La tarde había caído y en las calles del barrio apenas se veía movimiento. Parecía como si casi todo el mundo estuviera aguardando que cayese la noche protegiéndose del calor resguardado frente al ventilador. En aquella zona de la ciudad, como tantas otras imagino, la vida latía débil: camareros solitarios, tiendas a medio gas y esa sensación de que los parques ya han cerrado sin aguardar a la noche.
Por un momento pensé que paseaba solitario, al borde de las orillas de entonces, convertidas en aceras ardientes por el verano de ahora. Así fue como llegué hasta allí, a buscar una bebida caliente mientras aquellos tipos de la barra pasaban la tarde entre cartas y debates futbolísticos.

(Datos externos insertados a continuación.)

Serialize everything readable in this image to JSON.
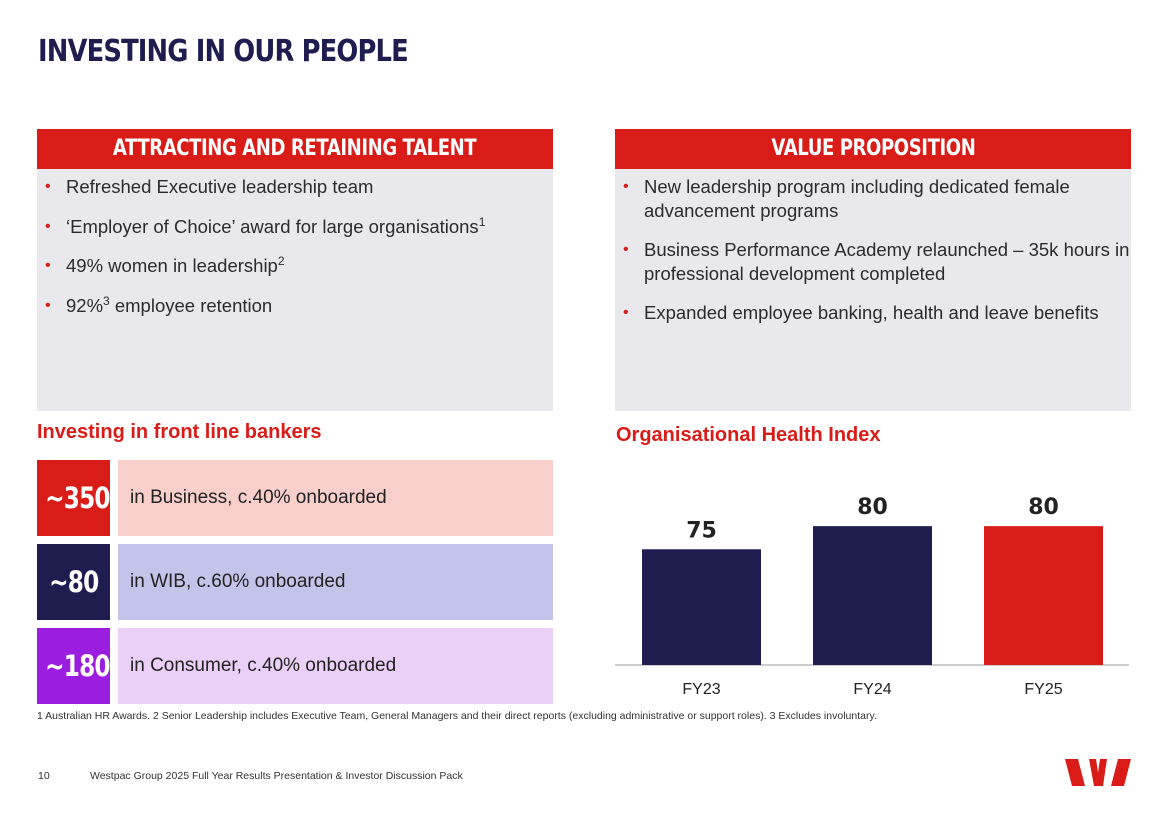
{
  "page": {
    "title": "INVESTING IN OUR PEOPLE"
  },
  "left_panel": {
    "heading": "ATTRACTING AND RETAINING TALENT",
    "items": [
      {
        "text": "Refreshed Executive leadership team",
        "sup": ""
      },
      {
        "text": "‘Employer of Choice’ award for large organisations",
        "sup": "1"
      },
      {
        "text": "49% women in leadership",
        "sup": "2"
      },
      {
        "pre": "92%",
        "sup": "3",
        "text": " employee retention"
      }
    ]
  },
  "right_panel": {
    "heading": "VALUE PROPOSITION",
    "items": [
      "New leadership program including dedicated female advancement programs",
      "Business Performance Academy relaunched – 35k hours in professional development completed",
      "Expanded employee banking, health and leave benefits"
    ]
  },
  "bankers": {
    "heading": "Investing in front line bankers",
    "rows": [
      {
        "number": "~350",
        "text": "in Business, c.40% onboarded",
        "num_color": "#d91c17",
        "bg_color": "#f9cfcc"
      },
      {
        "number": "~80",
        "text": "in WIB, c.60% onboarded",
        "num_color": "#1f1c4f",
        "bg_color": "#c4c3ea"
      },
      {
        "number": "~180",
        "text": "in Consumer, c.40% onboarded",
        "num_color": "#9b1ee0",
        "bg_color": "#eacff7"
      }
    ]
  },
  "chart_data": {
    "type": "bar",
    "title": "Organisational Health Index",
    "categories": [
      "FY23",
      "FY24",
      "FY25"
    ],
    "values": [
      75,
      80,
      80
    ],
    "colors": [
      "#1f1c4f",
      "#1f1c4f",
      "#d91c17"
    ],
    "data_labels": [
      "75",
      "80",
      "80"
    ]
  },
  "footnote": "1 Australian HR Awards. 2 Senior Leadership includes Executive Team, General Managers and their direct reports (excluding administrative or support roles). 3 Excludes involuntary.",
  "footer": {
    "page_number": "10",
    "text": "Westpac Group 2025 Full Year Results Presentation & Investor Discussion Pack",
    "logo": "westpac-logo"
  },
  "colors": {
    "brand_red": "#d91c17",
    "navy": "#1f1c4f",
    "panel_bg": "#e9e8ed"
  }
}
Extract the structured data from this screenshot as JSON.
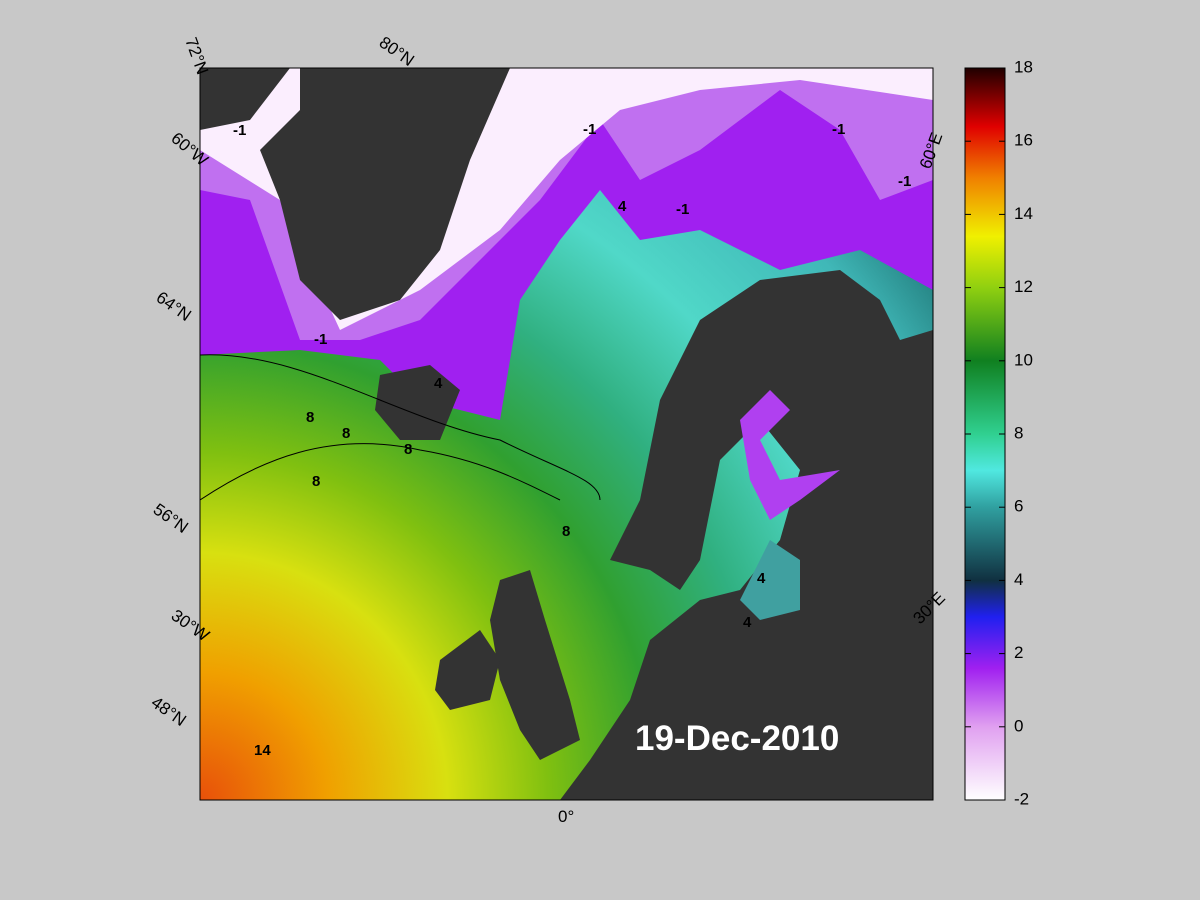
{
  "map": {
    "date_label": "19-Dec-2010",
    "graticule_labels": [
      "72°N",
      "80°N",
      "60°W",
      "64°N",
      "56°N",
      "30°W",
      "48°N",
      "0°",
      "30°E",
      "60°E"
    ],
    "contour_labels": [
      -1,
      -1,
      -1,
      -1,
      -1,
      -1,
      4,
      4,
      4,
      4,
      8,
      8,
      8,
      8,
      8,
      14
    ]
  },
  "colorbar": {
    "lim": [
      -2,
      18
    ],
    "ticks": [
      -2,
      0,
      2,
      4,
      6,
      8,
      10,
      12,
      14,
      16,
      18
    ]
  }
}
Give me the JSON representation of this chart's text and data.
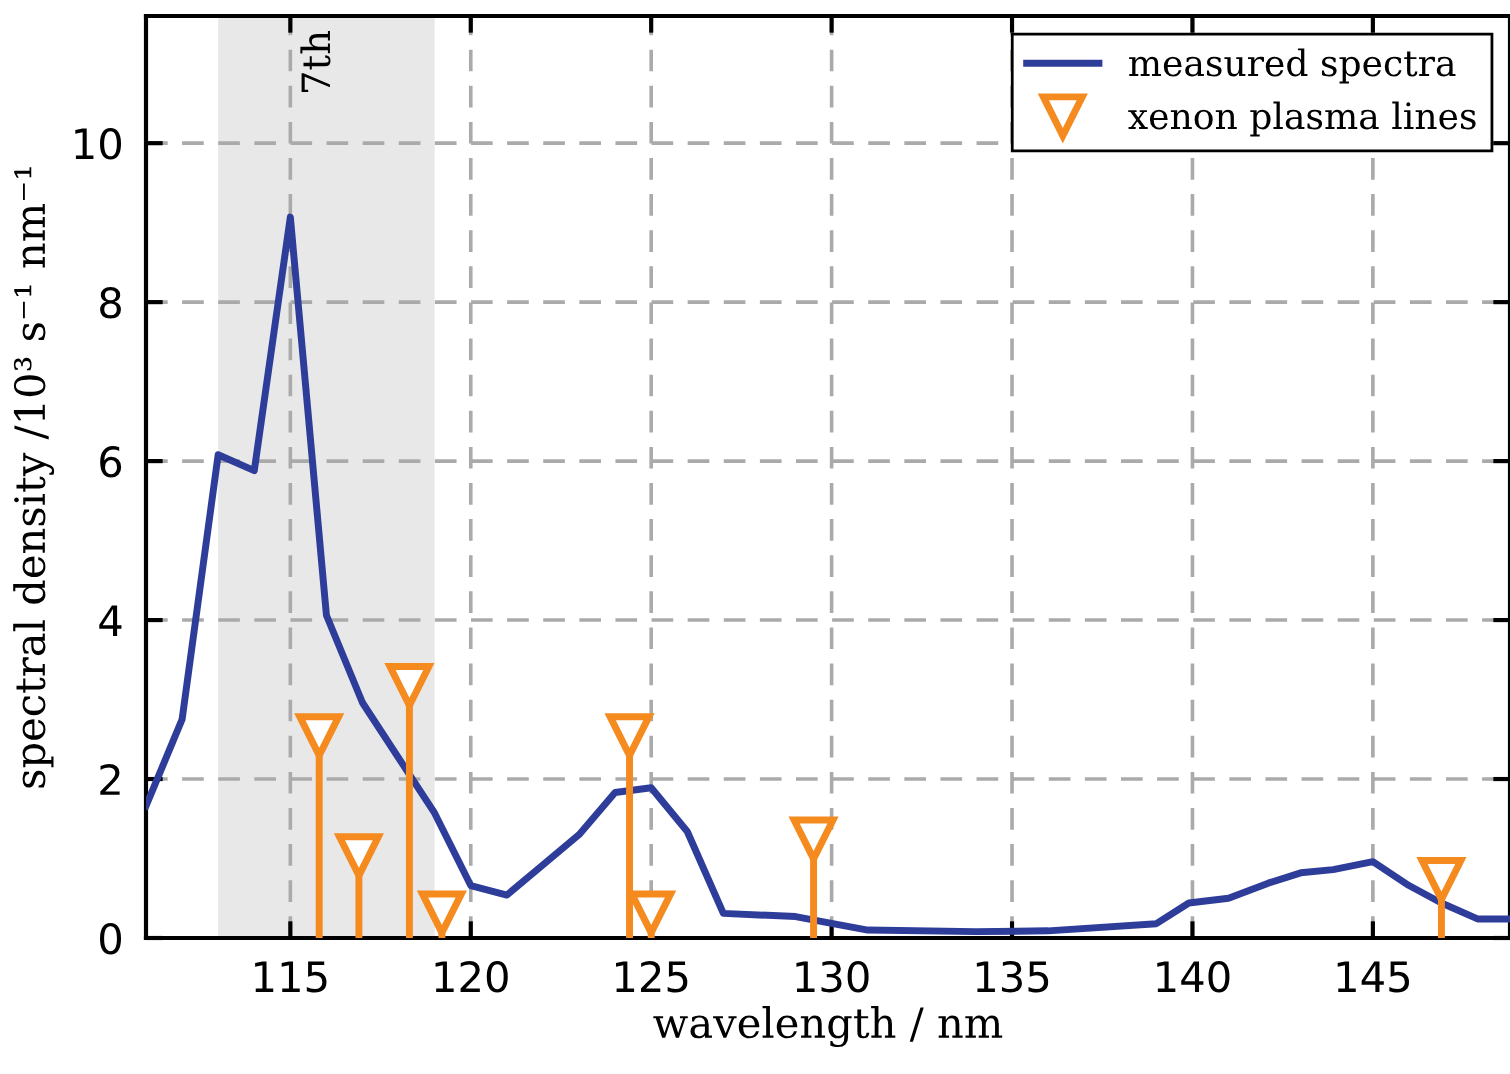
{
  "chart_data": {
    "type": "line",
    "xlabel": "wavelength / nm",
    "ylabel": "spectral density /10³ s⁻¹ nm⁻¹",
    "xlim": [
      111,
      148.8
    ],
    "ylim": [
      0,
      11.6
    ],
    "xticks": [
      115,
      120,
      125,
      130,
      135,
      140,
      145
    ],
    "yticks": [
      0,
      2,
      4,
      6,
      8,
      10
    ],
    "grid": true,
    "legend": "top right",
    "bands": [
      {
        "axis": "x",
        "from": 113,
        "to": 119,
        "label": "7th",
        "color": "#e8e8e8"
      }
    ],
    "series": [
      {
        "name": "measured spectra",
        "color": "#2e3d9a",
        "marker": "none",
        "x": [
          111,
          112,
          113,
          114,
          115,
          116,
          117,
          119,
          120,
          121,
          122,
          123,
          124,
          125,
          126,
          127,
          129,
          131,
          134,
          136,
          139,
          139.9,
          141,
          142.1,
          143,
          143.9,
          145,
          146,
          146.9,
          147.9,
          148.8
        ],
        "values": [
          1.66,
          2.75,
          6.08,
          5.88,
          9.07,
          4.06,
          2.96,
          1.57,
          0.66,
          0.54,
          0.92,
          1.3,
          1.83,
          1.89,
          1.34,
          0.31,
          0.27,
          0.1,
          0.08,
          0.09,
          0.18,
          0.44,
          0.5,
          0.69,
          0.82,
          0.86,
          0.96,
          0.66,
          0.44,
          0.24,
          0.24
        ]
      },
      {
        "name": "xenon plasma lines",
        "type": "lollipop",
        "color": "#f58a1f",
        "marker": "triangle",
        "x": [
          115.8,
          116.9,
          118.3,
          119.2,
          124.4,
          125.0,
          129.5,
          146.9
        ],
        "values": [
          2.54,
          1.03,
          3.17,
          0.31,
          2.54,
          0.31,
          1.24,
          0.73
        ]
      }
    ]
  }
}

Y fue así cómo descubrí a aquella señora alta y pelo blanco que atendía el local con una amabilidad que ya le hubiera gustado a muchos. "Yo normalmente cobro 1,70 por el Cola-Cao, pero a usted se lo pongo a 1,10", me dijo cuando me dispuse a pagar tras haberme dejado para mí solo la lechera con la que rellenaba cafés. Toda una lección de cómo enganchar a un nuevo cliente sin necesidad de más. Me gustó aquella mujer a quien los clientes llamaban Susi, en un bar de barrio, ese mismo en el que se respiraba la cotidianeidad de una ciudad que esperaba a la noche para dar rienda suelta a la luz de las terrazas y la diversión de sus vecinos.
Igual que la que sentí perdido por las calles de San Millán, cruzando laberintos entre sus viviendas y observando, incrédulo, cómo aún existían cabinas que habían sobrevivido al tsunami de los móviles. Una vez más, el barrio me había dado una lección.